チェルノブイリ原発事故で子供の甲状腺がんの多発が見つかりました(8)。これを受けて福島でも事故当時18歳以下だった子供を対象にした甲状せん検査が実施されています(9)。当初の想定は100万人当たり2,3人です(10)。これまでの発表(2)(6)(11)を集計すると累積で
約30万人の検査で221人
の悪性ないし悪性の疑いの方が見つりました。1万人当たりにして7人です。当初の想定に比べ極めて高い割合です。以下に推移を示します。
どんどん増える福島小児甲状腺がん
※(12)を集計
図―1 どんどん増える福島の甲状腺癌
これについて福島原発事故の為とも(13)、そうでないとも主張があります(14)。現時点の公式見解は
「事故当時5歳以下からの発見はないこと、地域別の発見率に大きな差がないことから、総合的に判断して、放射線の影響とは考えにくいと評価する。」
です(15)。
甲状腺がんはヨウ素131の被ばくによって生じる物とされていますが(15)、ヨウ素131は半減期(量が半分になるまでの時間)が8日です(16(17))。摂取制限などで、ヨウ素131による被ばくを抑制するには、半減期に比べ短い期間内に対策が実施されていなければ効果はありません。

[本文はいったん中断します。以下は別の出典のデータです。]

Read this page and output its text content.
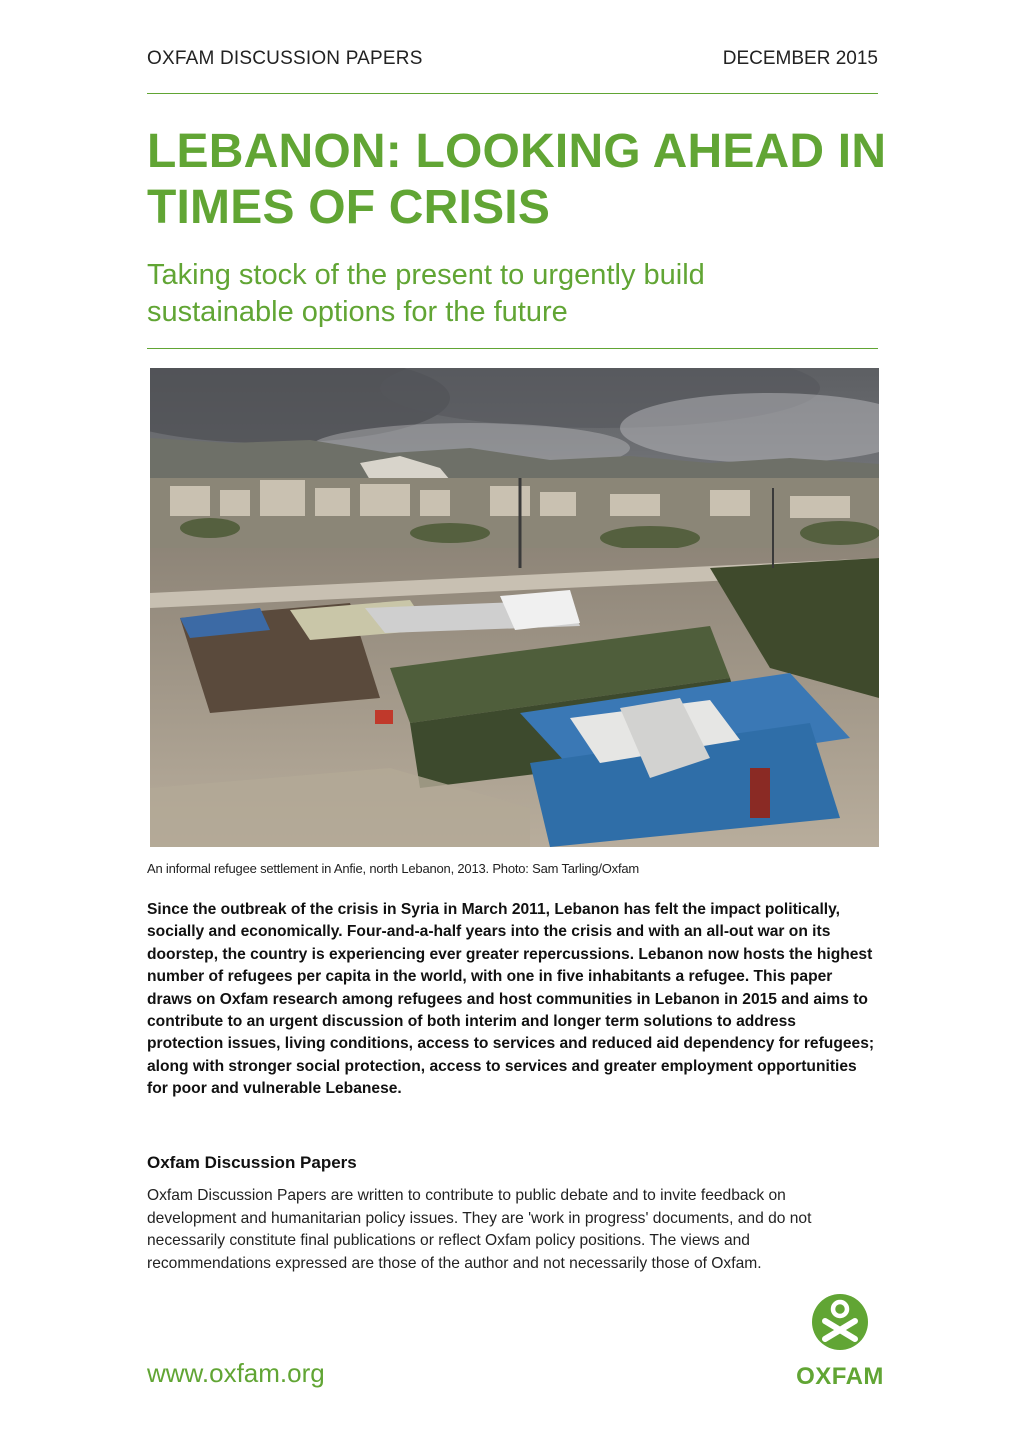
OXFAM DISCUSSION PAPERS	DECEMBER 2015
LEBANON: LOOKING AHEAD IN TIMES OF CRISIS
Taking stock of the present to urgently build sustainable options for the future
An informal refugee settlement in Anfie, north Lebanon, 2013. Photo: Sam Tarling/Oxfam

Since the outbreak of the crisis in Syria in March 2011, Lebanon has felt the impact politically, socially and economically. Four-and-a-half years into the crisis and with an all-out war on its doorstep, the country is experiencing ever greater repercussions. Lebanon now hosts the highest number of refugees per capita in the world, with one in five inhabitants a refugee. This paper draws on Oxfam research among refugees and host communities in Lebanon in 2015 and aims to contribute to an urgent discussion of both interim and longer term solutions to address protection issues, living conditions, access to services and reduced aid dependency for refugees; along with stronger social protection, access to services and greater employment opportunities for poor and vulnerable Lebanese.

Oxfam Discussion Papers

Oxfam Discussion Papers are written to contribute to public debate and to invite feedback on development and humanitarian policy issues. They are 'work in progress' documents, and do not necessarily constitute final publications or reflect Oxfam policy positions. The views and recommendations expressed are those of the author and not necessarily those of Oxfam.

www.oxfam.org	OXFAM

以下に2011年3月15日に福島県林業公社から発信されたFAX を示します。
2011年3月15日にはヨウ素131で汚染されていた福島
※(18)を引用
図―2 2011 年3 月15 日のFAX
2011 年3月15 日,福島市内の原子力センター福島支所の屋上で採取された雨水および田村市の常磐自動車道阿武隈高原サービスエリア上り付近で採取された雑草中のヨウ素131,セシウム134,セシウム137 の量である。18 時30 分に採取された雨水からは1キログラム当たり10 万3000ベクレル のヨウ素131 が検出されていまし。また,同日の17 時に採取された雑草からは同じく13 万5000ベクレルのヨウ素131 が検出されています。雨水に含まれた大量のヨウ素131 が飲料水中に混入したことが予想さます。また,雑草に付着したヨウ素131 からは,屋外で栽培された野菜類も同様に汚染されていたことがうかがい知れます(18)。
以下に福島県県北地区産野菜と原乳の2011年3月中の検査結果を示します。
基準超のヨウ素131に汚染されていた福島産
※1(19)を集計
※2 基準値(当時)は(20)による。
※3 日付けは検査完了日
図―3 福島県県北地区産野菜と原乳の2011年3月中の検査結果
図示すように最初の検査結果が出るのに数日を要しました。福島産原乳の出荷制限が出たのは事故から10日後の3月21日(21)、野菜は12日後の3月23日です(22)。この間、高い濃度のヨウ素131に汚染された福島産が流通し、福島の子ども達が食べたかもしれません。
福島県二本松市放射線専門家チーム アドバイザーの木村真三氏(23)は
「飲料水や食べ物を通じて取り込まれたヨウ素131 による甲状腺への被ばくに関しては詳しいことがわかっていない。呼吸から取り込まれた分も考慮すると,少なくとも福島県中通り地方でのヨウ素131 の内部被ばくは,これまで予想されているものよりも高いと考えられる。」
と指摘しています(18)。
東京電力福島第一原発事故の直後、福島県双葉町にいた十一歳の少女の頸部に簡易的な放射線測定器であるGM管(24)を当てたら、1分間当たり5〜7万個の放射線が観測されたそうです。これを甲状腺被ばく線量に換算すると推計で100ミリシーベルトの被ばく線量になるそうです(25)。100ミリシーベル以上の被ばくでは、癌に罹患する割合が増加することが観測されています(26)。
一方で、福島医大特任教授坪倉正治(医師)さん(27)は、福島県の地方紙・福島民友に寄稿した記事で
「早期に避難や食品管理が行われた福島」
と述べています(28)。すでに述べている通り、出荷制限が行われたの事故後10日以上で。ヨウ素131の半減期(8日(17))に比べ長く、これを「早期」と言えるかは疑問です。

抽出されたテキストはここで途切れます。